NP: No gov't; best gov't..from John Lanchester LRoB
alice wellintown
alicewellintown at gmail.com
Sat Sep 3 09:30:32 CDT 2011
Paul is, again, right; we can't sum this up in a few posts.
The major investors in UST have limits set and are restricted in how
and where they may invest. For example, the pension for the state of
California has restrictions by law. It must invest a percentage, for
argument sake, say 85% of its monies in AAA rated securities.
Traditional institutional investors, like the manager of the State
pension funds, buy UST securities. First, they can't buy enough IBM or
other corporate bonds that have a AAA rating because the AAA rated
corportate bond market is neither large enough nor liquid enough to
meet the investment criteria. Second, because traditional managers,
large institutional investors, run what is called a match-book, that
is, they match liabilities with assets, and because pension
liabilities are based on complex formulas that calculate the life of
the employees (the standard mortuary of actuaries at life insurance
companies plus retirement ...), and because the best match is long
term (non callable--most UST are non callable, unlike long corporate
bonds that usually have a 5 year call) UST. Now, without getting into
average life and AAA rated mortgages (we would need to call in Fabozi
to explain this), we can see that the credit rating of securities is
not a trivial matter and that the news, the press on this, the spin
actually, is absolutely wrong and misleading. Ratings from S&P are
essential to the capital markets. Because every security is traded at
some premium, a higher yield and thus a higher cost to the borrower
over UST, the benchmark, and because other debts, like home mortgages,
are traded off UST, the UST is and remains the benchmark, the base,
the curve for all other debt traded. Now, the credit rating, AAA, AA,
A etc., is only one risk. It's called the credit risk. Will the
borrower pay the interest and principal as agreed to in the bond
agreement? Again, corporations, because they can merge, sometimes can
be forced to merge, or are taken over, sometimes with LBO or leveraged
buy outs, and because this often reduces the quality of the debt, are
by nature a greater risk than UST. This is why in the Milken days of
LBO, poison pill provisions were demanded by institutional investors.
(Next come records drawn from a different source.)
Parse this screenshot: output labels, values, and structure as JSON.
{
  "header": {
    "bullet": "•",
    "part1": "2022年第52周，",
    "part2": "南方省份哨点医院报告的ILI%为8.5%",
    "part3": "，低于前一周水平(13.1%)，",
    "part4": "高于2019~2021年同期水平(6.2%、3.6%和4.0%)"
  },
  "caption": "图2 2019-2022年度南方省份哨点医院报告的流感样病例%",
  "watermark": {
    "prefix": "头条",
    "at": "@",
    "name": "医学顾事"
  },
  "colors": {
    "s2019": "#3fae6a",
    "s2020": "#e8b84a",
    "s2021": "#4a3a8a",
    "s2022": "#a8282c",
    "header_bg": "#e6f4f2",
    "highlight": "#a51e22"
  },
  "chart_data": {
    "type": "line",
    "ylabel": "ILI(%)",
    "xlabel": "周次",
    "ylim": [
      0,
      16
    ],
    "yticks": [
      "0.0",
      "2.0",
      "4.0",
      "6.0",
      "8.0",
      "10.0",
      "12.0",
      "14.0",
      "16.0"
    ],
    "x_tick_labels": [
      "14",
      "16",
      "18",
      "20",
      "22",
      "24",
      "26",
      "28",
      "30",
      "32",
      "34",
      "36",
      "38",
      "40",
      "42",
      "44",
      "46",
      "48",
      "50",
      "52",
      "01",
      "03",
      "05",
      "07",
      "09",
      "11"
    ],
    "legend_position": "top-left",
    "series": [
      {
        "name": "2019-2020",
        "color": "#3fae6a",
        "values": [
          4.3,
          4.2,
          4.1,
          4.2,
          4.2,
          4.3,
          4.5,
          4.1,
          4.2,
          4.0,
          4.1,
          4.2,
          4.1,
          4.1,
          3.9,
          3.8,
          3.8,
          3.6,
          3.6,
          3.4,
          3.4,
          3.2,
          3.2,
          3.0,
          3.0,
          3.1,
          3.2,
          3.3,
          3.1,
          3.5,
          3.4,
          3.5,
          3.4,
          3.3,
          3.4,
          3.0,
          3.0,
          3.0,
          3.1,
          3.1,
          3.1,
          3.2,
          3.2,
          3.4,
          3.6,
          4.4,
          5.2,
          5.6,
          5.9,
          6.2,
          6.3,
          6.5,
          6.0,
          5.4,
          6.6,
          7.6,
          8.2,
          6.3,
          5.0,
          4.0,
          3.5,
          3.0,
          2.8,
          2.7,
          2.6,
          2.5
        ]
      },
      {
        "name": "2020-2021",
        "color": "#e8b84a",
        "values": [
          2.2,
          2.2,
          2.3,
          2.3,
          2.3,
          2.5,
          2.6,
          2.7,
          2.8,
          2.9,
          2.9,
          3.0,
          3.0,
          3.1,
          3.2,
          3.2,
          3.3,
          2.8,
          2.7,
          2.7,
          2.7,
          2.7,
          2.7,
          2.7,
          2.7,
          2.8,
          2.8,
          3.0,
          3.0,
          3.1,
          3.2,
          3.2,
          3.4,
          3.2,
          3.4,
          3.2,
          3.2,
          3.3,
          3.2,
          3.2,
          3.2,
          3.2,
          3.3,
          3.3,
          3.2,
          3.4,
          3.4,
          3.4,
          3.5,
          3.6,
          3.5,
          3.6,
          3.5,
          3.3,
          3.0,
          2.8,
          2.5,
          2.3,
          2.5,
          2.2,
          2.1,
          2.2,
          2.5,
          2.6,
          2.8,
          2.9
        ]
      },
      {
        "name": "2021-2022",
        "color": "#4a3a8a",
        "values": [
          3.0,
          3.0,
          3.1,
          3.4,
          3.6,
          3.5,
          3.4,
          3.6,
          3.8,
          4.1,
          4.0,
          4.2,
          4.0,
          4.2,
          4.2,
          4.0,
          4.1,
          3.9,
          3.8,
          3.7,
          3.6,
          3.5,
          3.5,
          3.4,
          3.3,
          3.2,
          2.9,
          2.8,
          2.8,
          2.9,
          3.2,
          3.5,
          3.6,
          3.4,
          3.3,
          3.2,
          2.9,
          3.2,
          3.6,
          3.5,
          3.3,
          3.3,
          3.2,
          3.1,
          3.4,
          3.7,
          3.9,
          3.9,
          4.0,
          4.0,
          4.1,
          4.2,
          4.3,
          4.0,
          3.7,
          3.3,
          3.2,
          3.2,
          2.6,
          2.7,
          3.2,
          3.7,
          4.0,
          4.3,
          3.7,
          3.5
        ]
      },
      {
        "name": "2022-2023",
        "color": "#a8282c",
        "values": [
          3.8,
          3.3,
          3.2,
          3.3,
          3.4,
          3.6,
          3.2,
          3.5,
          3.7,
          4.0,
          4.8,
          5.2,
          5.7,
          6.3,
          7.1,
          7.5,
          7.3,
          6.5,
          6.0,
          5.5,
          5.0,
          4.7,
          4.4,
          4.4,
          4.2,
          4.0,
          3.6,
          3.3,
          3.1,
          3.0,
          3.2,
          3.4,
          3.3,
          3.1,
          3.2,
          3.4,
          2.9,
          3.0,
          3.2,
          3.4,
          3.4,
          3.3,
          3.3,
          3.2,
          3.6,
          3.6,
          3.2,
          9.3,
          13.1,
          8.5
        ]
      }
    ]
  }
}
These pills did not always work and the courts did not give the
investors a fair shake so more reason to avoid AAA corporates and buy
UST. But, credit risk is not the only risk. If the UST has no credit
risk, and it has almost none even at AA+, in part because it doesn't
have to pay its bills as households do, it still has market risk and
inflation/dollar risk. The dollar inflation risk is quite complex, but
again, it helps that the dollar is a very special currency, the
reserve and that currencies only strengthen and weaken vs other
currencies. If, for example we compare the USd with the Canadiand, a
fairly stable relationship, a large trade partnership, we can see that
the risk of buying UST for Canadians is lower, interms of currency,
than buying them from Brasil where the Brasilianr is volitile vs the
USd. In any event, the currency is a complex book, the infaltion not
so complex. If you put money in the bank at 1% and inflation is 5% you
are losing money. So, as safe as the bank may be, say a AAA rated bank
(believe it or not Wells Fargo is a AAA), the inflation risk is still
a factor and to reduce the inflation risk an investor may need to take
on other risks, like credit risk. Market Risk rules. While the credit
risk is obviously something investors are now not as confident about
(how id Wells Fargo AAA, when UST is AA+ ? Now that is a story since
the UST saved WF and WG+F paid UST back with a nice little gain for
UST, but the markets do not like the bank, or banks period so...Market
risk. Market Risk is tied to liquidity risk. Right now, the markets
are saying that the credit risk of UST is a non factor, but the market
and liquidity factors dominate. So buy UST. The infaltion risk is
almost zero. Will the curve invert? When? That is the question.